Sen był naprawdę krótki, i niesamowicie realny. Być może dlatego, go do dzisiaj pamiętam. Cały sen, cały obraz snu pokrywał się z moim codziennym, prawdziwym życiem. Śniło mi się, że śpię w moim pokoju, na pojedynczym łóżku. Na suficie wówczas miałem wyświetlany laserowo zegar – godziny: minuty: sekundy. Dzięki temu zawsze, kiedy obudziłem się w nocy i spoglądałem na sufit wiedziałem która jest godzina. Często budzę się w nocy, głównie po to by się napić wody. Podobnie było w moim śnie. Obudziłem się, otworzyłem oczy i spojrzałem na zegar. Wskazywał godzinę 3:00:00. Pewnie wiecie, że godzina 3:00, to godzina szatana, godzina przeciwstawna do godziny śmierci Jezusa. Poza migającymi dwukropkami, oddzielającymi cyfry godziny, czas się nie zmieniał. Wskazywał ciągle „00”.
Odpuściłem ślepe wpatrywanie się w sekundnik, pomyślałem, że zegar być może się zepsuł, zaciął, whatever. Odwróciłem się na bok, zamknąłem oczy, poszedłem dalej spać. Jednak w momencie, w którym przymknąłem oczy, ktoś dość nerwowo zaczął pukać (czyt. walić) w drzwi. Opowiadając Wam ten sen, wyczuwam, że bicie mojego serca staje się lekko przyspieszone. Chyba, do dzisiaj nie pojmuję tamtej nocy. Otworzyłem oczy, tłumacząc sobie, że to tylko sen, że pukanie do drzwi tylko mi się wydaje. Do mojego pokoju wpadało lekkie światło z lamp oświetlających podwórko – taki widok mojego pokoju był co nocy, gdy mój sen był przerwany.
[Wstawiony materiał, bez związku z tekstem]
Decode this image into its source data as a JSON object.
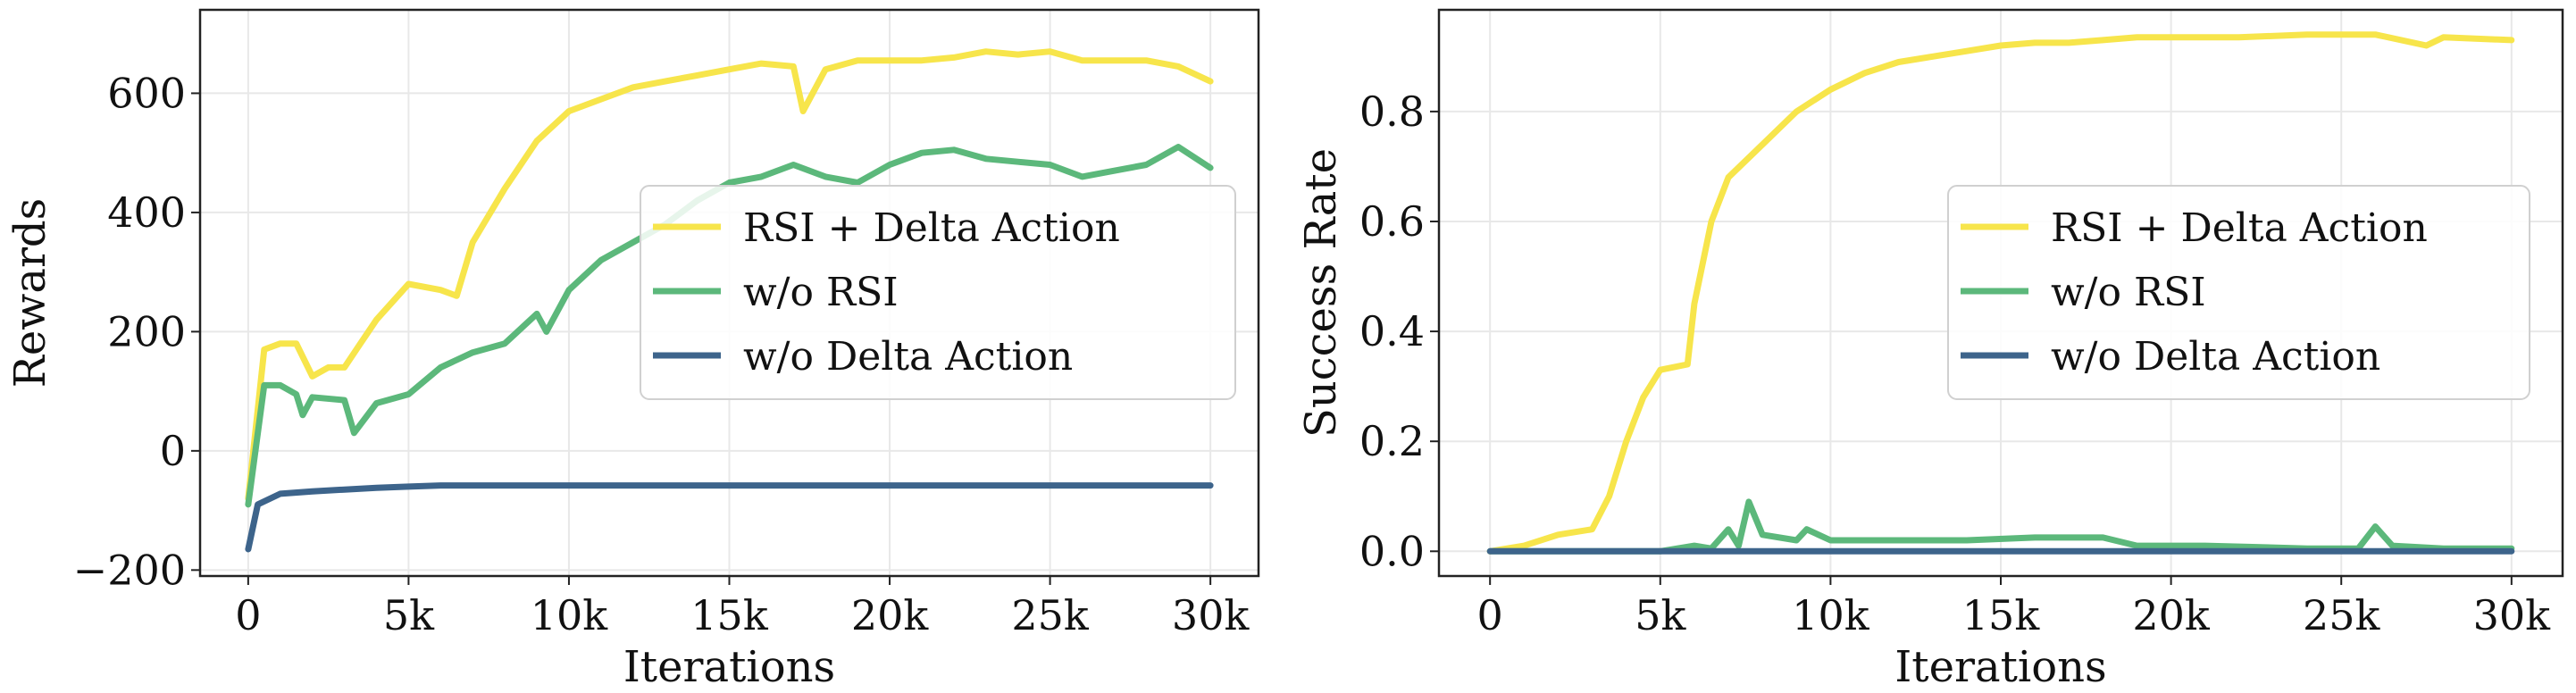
{
  "colors": {
    "rsi_delta": "#f7e54b",
    "wo_rsi": "#5cb87b",
    "wo_delta": "#3d648b"
  },
  "chart_data": [
    {
      "type": "line",
      "title": "",
      "xlabel": "Iterations",
      "ylabel": "Rewards",
      "xlim": [
        -1500,
        31500
      ],
      "ylim": [
        -210,
        740
      ],
      "xticks": [
        0,
        5000,
        10000,
        15000,
        20000,
        25000,
        30000
      ],
      "xtick_labels": [
        "0",
        "5k",
        "10k",
        "15k",
        "20k",
        "25k",
        "30k"
      ],
      "yticks": [
        -200,
        0,
        200,
        400,
        600
      ],
      "ytick_labels": [
        "−200",
        "0",
        "200",
        "400",
        "600"
      ],
      "grid": true,
      "legend_position": "center-right",
      "series": [
        {
          "name": "RSI + Delta Action",
          "color_key": "rsi_delta",
          "x": [
            0,
            500,
            1000,
            1500,
            2000,
            2500,
            3000,
            3500,
            4000,
            5000,
            6000,
            6500,
            7000,
            8000,
            9000,
            10000,
            11000,
            12000,
            13000,
            14000,
            15000,
            16000,
            17000,
            17300,
            18000,
            19000,
            20000,
            21000,
            22000,
            23000,
            24000,
            25000,
            26000,
            27000,
            28000,
            29000,
            30000
          ],
          "y": [
            -80,
            170,
            180,
            180,
            125,
            140,
            140,
            180,
            220,
            280,
            270,
            260,
            350,
            440,
            520,
            570,
            590,
            610,
            620,
            630,
            640,
            650,
            645,
            570,
            640,
            655,
            655,
            655,
            660,
            670,
            665,
            670,
            655,
            655,
            655,
            645,
            620
          ]
        },
        {
          "name": "w/o RSI",
          "color_key": "wo_rsi",
          "x": [
            0,
            500,
            1000,
            1500,
            1700,
            2000,
            3000,
            3300,
            4000,
            5000,
            6000,
            7000,
            8000,
            9000,
            9300,
            10000,
            11000,
            12000,
            13000,
            14000,
            15000,
            16000,
            17000,
            18000,
            19000,
            20000,
            21000,
            22000,
            23000,
            24000,
            25000,
            26000,
            27000,
            28000,
            29000,
            30000
          ],
          "y": [
            -90,
            110,
            110,
            95,
            60,
            90,
            85,
            30,
            80,
            95,
            140,
            165,
            180,
            230,
            200,
            270,
            320,
            350,
            380,
            420,
            450,
            460,
            480,
            460,
            450,
            480,
            500,
            505,
            490,
            485,
            480,
            460,
            470,
            480,
            510,
            475
          ]
        },
        {
          "name": "w/o Delta Action",
          "color_key": "wo_delta",
          "x": [
            0,
            300,
            1000,
            2000,
            3000,
            4000,
            5000,
            6000,
            10000,
            20000,
            30000
          ],
          "y": [
            -165,
            -90,
            -72,
            -68,
            -65,
            -62,
            -60,
            -58,
            -58,
            -58,
            -58
          ]
        }
      ]
    },
    {
      "type": "line",
      "title": "",
      "xlabel": "Iterations",
      "ylabel": "Success Rate",
      "xlim": [
        -1500,
        31500
      ],
      "ylim": [
        -0.045,
        0.985
      ],
      "xticks": [
        0,
        5000,
        10000,
        15000,
        20000,
        25000,
        30000
      ],
      "xtick_labels": [
        "0",
        "5k",
        "10k",
        "15k",
        "20k",
        "25k",
        "30k"
      ],
      "yticks": [
        0,
        0.2,
        0.4,
        0.6,
        0.8
      ],
      "ytick_labels": [
        "0.0",
        "0.2",
        "0.4",
        "0.6",
        "0.8"
      ],
      "grid": true,
      "legend_position": "center-right",
      "series": [
        {
          "name": "RSI + Delta Action",
          "color_key": "rsi_delta",
          "x": [
            0,
            1000,
            2000,
            3000,
            3500,
            4000,
            4500,
            5000,
            5800,
            6000,
            6500,
            7000,
            8000,
            9000,
            10000,
            11000,
            12000,
            13000,
            14000,
            15000,
            16000,
            17000,
            18000,
            19000,
            20000,
            22000,
            24000,
            26000,
            27500,
            28000,
            30000
          ],
          "y": [
            0,
            0.01,
            0.03,
            0.04,
            0.1,
            0.2,
            0.28,
            0.33,
            0.34,
            0.45,
            0.6,
            0.68,
            0.74,
            0.8,
            0.84,
            0.87,
            0.89,
            0.9,
            0.91,
            0.92,
            0.925,
            0.925,
            0.93,
            0.935,
            0.935,
            0.935,
            0.94,
            0.94,
            0.92,
            0.935,
            0.93
          ]
        },
        {
          "name": "w/o RSI",
          "color_key": "wo_rsi",
          "x": [
            0,
            5000,
            6000,
            6500,
            7000,
            7300,
            7600,
            8000,
            9000,
            9300,
            10000,
            12000,
            14000,
            16000,
            18000,
            19000,
            21000,
            24000,
            25500,
            26000,
            26500,
            28000,
            30000
          ],
          "y": [
            0,
            0,
            0.01,
            0.005,
            0.04,
            0.01,
            0.09,
            0.03,
            0.02,
            0.04,
            0.02,
            0.02,
            0.02,
            0.025,
            0.025,
            0.01,
            0.01,
            0.005,
            0.005,
            0.045,
            0.01,
            0.005,
            0.005
          ]
        },
        {
          "name": "w/o Delta Action",
          "color_key": "wo_delta",
          "x": [
            0,
            30000
          ],
          "y": [
            0,
            0
          ]
        }
      ]
    }
  ]
}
Nagle rozniosło się ponowne dobijanie do drzwi, trzykrotnie głośniejsze. Wstałem z łóżka, włożyłem miękkie welurowe kapcie i wstałem z łóżka. Przeszedłem przez swój pokój, korytarz, by otworzyć odrzwi – pukanie było impulsywne, jednostajne. Bez większego zastanowienia, ale z lękiem, lekko uchyliłem drzwi od mieszkania. To co ujrzałem, to był prawdziwy horror. Wyobraźcie sobie, że za drzwiami stał człowiek, najzwyklejszy. Z krwi i z kości – dość wysoki, wyższy ode mnie o około głowę, szczupły, yyy mężczyzna. Wszystko byłoby okej, gdyby nie to, że nie mogłem dostrzec jego twarzy. Na klatce schodowej było ciemno, nie zapalił sobie światła, a w mieszkaniu było równie mroczno. Ratował mnie jedynie blask lamp z oświetlenia podwórka, które wpadało przez małe okno na klatce schodowej. Zatem moja postać była dość istotnie zacieniona, a głowa była całkowicie niewidoczna. Uchylone drzwi od mieszkania miałem przez około sekundę, do dwóch sekund maksymalnie. Kiedy usłyszałem od mojego „gościa” charczące, przerażające, ponure i złe: „Jam jest Lucyfer”, zamknąłem drzwi z impetem, i w biegu ruszyłem do mojego łóżka, na które rzuciłem się jakbym skakał do basenu na „główkę”. Obudziłem się. Naprawdę się obudziłem. Była godzina 3:05, a ja leżałem na plecach. Moje serce tak waliło, że miałem wrażenie, że za chwilę wyskoczy z mojego ciała…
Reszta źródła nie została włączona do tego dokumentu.